Il était accompagné de Muriel Nguyen Préfète de la Somme et des représentants des différents services qui œuvrent au quotidien à la cathédrale. L’évêque Monseigneur Leborgne, le recteur Don Édouard et le sacristain représentaient le Clergé ; Thierry Sanchez, Émilie Messiaen et Sébastien Auchart, Christian Douale, directeur adjoint délégué en charge des patrimoines, Anita Oger-Leurent, conservateur des monuments historiques, Suzanne Lemardelé, conservatrice des monuments historiques, Conservatrice régionale des monuments historiques (CRMH) adjointe et Antoine Paoletti, architecte des bâtiments de France représentaient respectivement le Centre des Monuments Nationaux (CMN), Amiens Métropole et la Direction régionale des affaires culturelles (DRAC)

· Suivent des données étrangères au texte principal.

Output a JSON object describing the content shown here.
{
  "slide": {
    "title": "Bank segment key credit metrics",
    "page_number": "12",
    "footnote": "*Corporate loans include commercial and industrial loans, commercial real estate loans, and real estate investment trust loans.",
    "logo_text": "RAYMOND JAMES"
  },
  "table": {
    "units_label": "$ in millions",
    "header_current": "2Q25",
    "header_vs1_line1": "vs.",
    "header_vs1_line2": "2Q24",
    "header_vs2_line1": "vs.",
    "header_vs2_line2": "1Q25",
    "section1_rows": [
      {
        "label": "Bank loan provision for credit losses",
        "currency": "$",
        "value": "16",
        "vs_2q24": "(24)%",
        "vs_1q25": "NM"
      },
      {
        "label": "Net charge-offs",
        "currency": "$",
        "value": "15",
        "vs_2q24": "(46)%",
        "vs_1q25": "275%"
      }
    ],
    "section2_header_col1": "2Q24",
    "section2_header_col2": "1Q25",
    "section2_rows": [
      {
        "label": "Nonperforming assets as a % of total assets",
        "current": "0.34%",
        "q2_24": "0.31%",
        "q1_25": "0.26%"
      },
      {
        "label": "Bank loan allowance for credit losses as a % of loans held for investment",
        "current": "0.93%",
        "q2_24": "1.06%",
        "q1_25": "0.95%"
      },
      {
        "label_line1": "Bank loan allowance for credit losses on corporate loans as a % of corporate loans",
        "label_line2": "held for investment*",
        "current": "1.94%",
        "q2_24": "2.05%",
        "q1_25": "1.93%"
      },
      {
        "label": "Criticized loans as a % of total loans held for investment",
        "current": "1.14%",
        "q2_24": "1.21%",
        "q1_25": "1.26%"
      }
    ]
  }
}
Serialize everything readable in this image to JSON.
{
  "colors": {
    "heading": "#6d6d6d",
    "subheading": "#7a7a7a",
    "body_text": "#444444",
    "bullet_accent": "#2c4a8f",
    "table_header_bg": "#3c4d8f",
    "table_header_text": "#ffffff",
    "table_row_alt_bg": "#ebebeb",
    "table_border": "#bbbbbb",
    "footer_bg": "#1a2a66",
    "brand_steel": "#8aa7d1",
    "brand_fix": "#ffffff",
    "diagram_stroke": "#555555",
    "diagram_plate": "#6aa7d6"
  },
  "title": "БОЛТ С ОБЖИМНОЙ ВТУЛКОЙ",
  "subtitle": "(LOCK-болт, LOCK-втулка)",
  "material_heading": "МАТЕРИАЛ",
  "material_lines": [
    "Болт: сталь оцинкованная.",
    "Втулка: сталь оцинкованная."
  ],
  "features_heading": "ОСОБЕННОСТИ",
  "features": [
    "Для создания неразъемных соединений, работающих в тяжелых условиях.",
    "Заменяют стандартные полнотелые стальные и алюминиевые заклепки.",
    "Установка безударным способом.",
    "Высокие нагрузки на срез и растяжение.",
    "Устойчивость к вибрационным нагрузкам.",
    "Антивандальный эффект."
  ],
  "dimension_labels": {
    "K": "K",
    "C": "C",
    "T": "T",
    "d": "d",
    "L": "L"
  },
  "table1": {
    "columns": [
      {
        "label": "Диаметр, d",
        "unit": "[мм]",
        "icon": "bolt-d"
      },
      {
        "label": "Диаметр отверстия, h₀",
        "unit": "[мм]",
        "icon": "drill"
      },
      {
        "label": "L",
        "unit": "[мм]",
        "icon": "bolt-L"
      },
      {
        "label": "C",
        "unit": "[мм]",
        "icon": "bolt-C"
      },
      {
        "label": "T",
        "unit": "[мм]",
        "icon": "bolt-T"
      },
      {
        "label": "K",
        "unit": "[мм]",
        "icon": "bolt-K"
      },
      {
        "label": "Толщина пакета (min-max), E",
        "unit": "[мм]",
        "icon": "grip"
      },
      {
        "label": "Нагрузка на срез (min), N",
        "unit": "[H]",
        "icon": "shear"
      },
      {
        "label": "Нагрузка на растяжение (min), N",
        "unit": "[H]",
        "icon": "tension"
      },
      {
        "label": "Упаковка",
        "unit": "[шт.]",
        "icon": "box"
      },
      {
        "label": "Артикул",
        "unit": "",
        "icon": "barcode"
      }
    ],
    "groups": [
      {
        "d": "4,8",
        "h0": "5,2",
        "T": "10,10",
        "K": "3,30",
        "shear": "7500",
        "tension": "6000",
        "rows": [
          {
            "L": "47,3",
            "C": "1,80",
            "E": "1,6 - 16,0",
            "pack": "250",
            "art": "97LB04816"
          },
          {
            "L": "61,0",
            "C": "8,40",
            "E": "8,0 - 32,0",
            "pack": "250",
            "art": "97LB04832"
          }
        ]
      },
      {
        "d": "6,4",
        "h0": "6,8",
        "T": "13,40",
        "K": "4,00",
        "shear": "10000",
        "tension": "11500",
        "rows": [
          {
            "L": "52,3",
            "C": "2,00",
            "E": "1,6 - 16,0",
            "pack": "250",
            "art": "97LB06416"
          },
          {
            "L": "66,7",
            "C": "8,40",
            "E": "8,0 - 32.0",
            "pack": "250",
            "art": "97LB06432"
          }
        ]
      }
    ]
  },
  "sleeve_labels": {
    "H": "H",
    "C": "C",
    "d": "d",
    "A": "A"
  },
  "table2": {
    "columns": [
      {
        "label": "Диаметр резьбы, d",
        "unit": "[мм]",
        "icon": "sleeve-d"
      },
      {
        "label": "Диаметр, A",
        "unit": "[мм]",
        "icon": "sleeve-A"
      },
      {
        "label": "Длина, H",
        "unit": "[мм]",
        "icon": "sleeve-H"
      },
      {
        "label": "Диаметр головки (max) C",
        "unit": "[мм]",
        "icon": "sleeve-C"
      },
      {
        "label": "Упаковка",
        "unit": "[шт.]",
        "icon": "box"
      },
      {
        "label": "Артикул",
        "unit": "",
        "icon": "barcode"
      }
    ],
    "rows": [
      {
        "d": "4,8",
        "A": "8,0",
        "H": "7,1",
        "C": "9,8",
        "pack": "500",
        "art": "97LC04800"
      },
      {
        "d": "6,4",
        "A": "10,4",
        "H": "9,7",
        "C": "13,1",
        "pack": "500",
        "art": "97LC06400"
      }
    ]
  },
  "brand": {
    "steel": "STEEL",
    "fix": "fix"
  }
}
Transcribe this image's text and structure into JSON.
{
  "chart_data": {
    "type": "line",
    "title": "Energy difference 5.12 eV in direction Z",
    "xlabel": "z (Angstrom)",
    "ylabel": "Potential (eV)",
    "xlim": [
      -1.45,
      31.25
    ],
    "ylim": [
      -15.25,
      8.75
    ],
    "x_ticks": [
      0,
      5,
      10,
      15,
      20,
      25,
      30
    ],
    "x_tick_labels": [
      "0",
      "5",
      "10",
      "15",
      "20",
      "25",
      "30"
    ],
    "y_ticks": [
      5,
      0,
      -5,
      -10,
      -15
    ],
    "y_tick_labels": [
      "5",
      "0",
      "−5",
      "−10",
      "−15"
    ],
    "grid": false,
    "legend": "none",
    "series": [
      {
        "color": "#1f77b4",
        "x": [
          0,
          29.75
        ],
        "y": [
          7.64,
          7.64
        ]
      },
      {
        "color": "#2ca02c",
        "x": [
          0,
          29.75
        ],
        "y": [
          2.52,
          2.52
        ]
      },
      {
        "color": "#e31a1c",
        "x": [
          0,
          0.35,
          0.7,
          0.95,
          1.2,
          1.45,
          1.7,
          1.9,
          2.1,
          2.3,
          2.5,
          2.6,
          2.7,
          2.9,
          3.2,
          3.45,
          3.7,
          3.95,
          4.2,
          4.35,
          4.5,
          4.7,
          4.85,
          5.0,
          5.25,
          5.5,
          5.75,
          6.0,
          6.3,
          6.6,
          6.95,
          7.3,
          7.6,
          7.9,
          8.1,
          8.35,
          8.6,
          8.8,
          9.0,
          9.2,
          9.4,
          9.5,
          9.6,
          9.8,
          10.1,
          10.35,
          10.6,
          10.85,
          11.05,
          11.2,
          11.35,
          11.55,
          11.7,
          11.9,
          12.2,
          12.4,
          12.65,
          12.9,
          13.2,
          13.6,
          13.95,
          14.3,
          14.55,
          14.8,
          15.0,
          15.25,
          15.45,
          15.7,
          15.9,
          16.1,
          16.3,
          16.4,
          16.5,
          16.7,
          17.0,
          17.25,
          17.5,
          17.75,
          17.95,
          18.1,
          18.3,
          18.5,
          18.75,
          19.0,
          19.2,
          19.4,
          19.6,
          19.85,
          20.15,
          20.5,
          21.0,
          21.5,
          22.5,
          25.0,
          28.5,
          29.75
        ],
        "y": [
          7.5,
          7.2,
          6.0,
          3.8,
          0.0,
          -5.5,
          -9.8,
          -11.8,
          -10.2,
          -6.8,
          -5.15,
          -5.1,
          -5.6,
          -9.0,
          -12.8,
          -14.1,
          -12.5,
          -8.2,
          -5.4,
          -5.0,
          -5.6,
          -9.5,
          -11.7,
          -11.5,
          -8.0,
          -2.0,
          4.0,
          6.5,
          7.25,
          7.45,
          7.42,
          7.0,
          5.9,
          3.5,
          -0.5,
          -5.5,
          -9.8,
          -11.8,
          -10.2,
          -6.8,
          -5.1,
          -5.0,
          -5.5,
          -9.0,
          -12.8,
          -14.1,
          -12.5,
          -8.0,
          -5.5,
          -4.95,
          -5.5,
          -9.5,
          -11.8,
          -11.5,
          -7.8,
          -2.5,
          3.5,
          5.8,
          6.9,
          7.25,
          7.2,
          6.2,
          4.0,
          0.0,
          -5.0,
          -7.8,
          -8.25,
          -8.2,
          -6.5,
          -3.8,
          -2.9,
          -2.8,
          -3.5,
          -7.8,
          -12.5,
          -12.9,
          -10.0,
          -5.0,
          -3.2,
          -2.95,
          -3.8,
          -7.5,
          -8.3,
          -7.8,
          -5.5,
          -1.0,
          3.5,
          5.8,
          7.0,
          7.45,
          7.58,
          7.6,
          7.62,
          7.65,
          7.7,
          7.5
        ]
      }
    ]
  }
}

Il a été signalé au Président la bonne entente de ces différents partenaires et acteurs. Ainsi, le propriétaire/ État, le Clergé/affectataire et la Métropole entretiennent et animent cet édifice exceptionnel, et œuvrent ensemble à sa mise en valeur et à son rayonnement.
Un point a tout d’abord été fait sur les avancées décisives en matière de sécurité de la cathédrale comme la mise aux normes de l’entièreté du réseau électrique, l’achèvement du plan Sécurité système incendie (SSI), l’élaboration d’un plan de sauvegarde des œuvres à destination des pompiers. Un exercice mené le 15 novembre 2019 avec le Service départemental d’incendie et de secours (SDIS) a démontré que les mesures envisagées en cas de sinistre étaient pertinentes. Les dimensions gigantesques de la Cathédrale d’Amiens exigent en effet une vigilance et une anticipation particulières sur le sujet de la sécurité.
La visite a ensuite permis de montrer au Président les œuvres concernées par des travaux menés dans le cadre de la célébration des 800 ans de la cathédrale.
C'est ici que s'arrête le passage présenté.